Letteratura  -  Redazione P&D  -  09/11/2021

Un amore difficile - da "Storia di Ina", Aliberti/Amazon, 2020 - P.C.

“C’è stato un momento in cui abbiamo parlato anche di matrimonio; senza trovare un accordo. Quando gliene accennavo io - perché volevo sentirmi sua moglie, dividere tutto con lui, fede al dito compresa - allora si sottraeva lui: ‘Non devi rovinare la tua vita per me, hai solo vent’anni, più di tanto io non duro’. Quando me lo proponeva lui, intuivo che era per sistemarmi, per darmi una posizione economica; a dirgli di no ero io. Così non è mai successo. 

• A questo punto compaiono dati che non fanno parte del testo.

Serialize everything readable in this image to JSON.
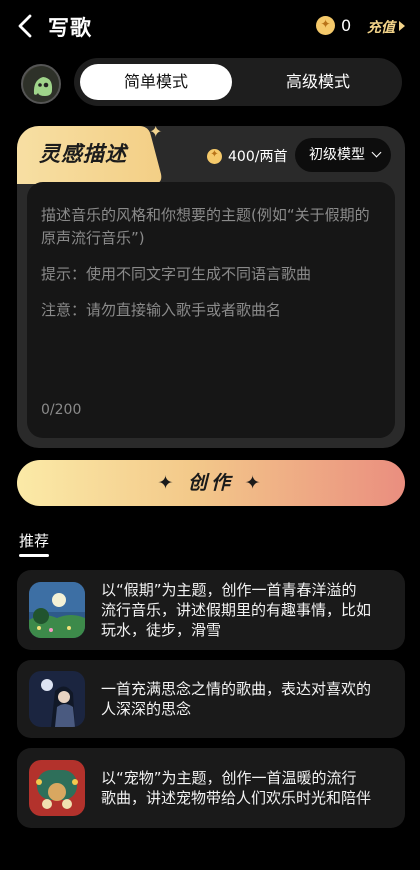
{
  "header": {
    "title": "写歌",
    "coin_count": "0",
    "recharge_label": "充值"
  },
  "modes": {
    "simple": "简单模式",
    "advanced": "高级模式"
  },
  "card": {
    "tab_label": "灵感描述",
    "cost": "400/两首",
    "model": "初级模型",
    "placeholder_lines": [
      "描述音乐的风格和你想要的主题(例如“关于假期的",
      "原声流行音乐”)"
    ],
    "hint": "提示：使用不同文字可生成不同语言歌曲",
    "note": "注意：请勿直接输入歌手或者歌曲名",
    "char_count": "0/200"
  },
  "create_button": "✦ 创作 ✦",
  "recommend": {
    "title": "推荐",
    "items": [
      {
        "lines": [
          "以“假期”为主题，创作一首青春洋溢的",
          "流行音乐，讲述假期里的有趣事情，比如",
          "玩水，徒步，滑雪"
        ]
      },
      {
        "lines": [
          "一首充满思念之情的歌曲，表达对喜欢的",
          "人深深的思念"
        ]
      },
      {
        "lines": [
          "以“宠物”为主题，创作一首温暖的流行",
          "歌曲，讲述宠物带给人们欢乐时光和陪伴"
        ]
      }
    ]
  },
  "icons": {
    "back": "back-arrow-icon",
    "coin": "coin-icon",
    "chevron": "chevron-down-icon",
    "avatar": "mascot-avatar"
  },
  "colors": {
    "accent_gold": "#f3d48a",
    "gradient_start": "#fbeaa7",
    "gradient_end": "#ea8e7f"
  }
}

La sua famiglia ci lasciava liberi, in ogni campo; adoravano Lorenzo e lui continuava a dire che, a parte i suoi e il violino, ero l’unica cosa bella toccatagli nella vita: ‘Mi hai reso felice, cioè non più infelice; hai dato senso alle cose che avevo dentro’.

Lo amavo perché era bello, quel viso sottile e insieme da maschio, che emanava un suo coraggio. Eravamo una coppia assurda, scesa da un quadro, quando uscivamo per strada tanti ci guardavano; pallidi tutti e due, magri, vestiti con colori spenti, stoffe leggere.

In qualche occasione ci divertivamo a ostentare la nostra stranezza. Io velette allora, rose appassite, calze a rete, mantelline da vecchia zia; certe volte camicette trasparenti che portavo senza reggiseno, lui voleva così, magari una sciarpa con disegni a glicine, di chiffon, a coprirmi davanti. Lorenzo un cappellaccio, a tesa larga, pipa spenta in bocca, cravatte larghe a rigoni diagonali, giacche eccessivamente strette, scarpe gialle di pelle da dandy, occhi un po’ truccati perfino; se qualcuno per strada lo guardava fisso, era capace di apostrofarlo sorridente: ‘Ho un male assurdo, non dispero ancora’.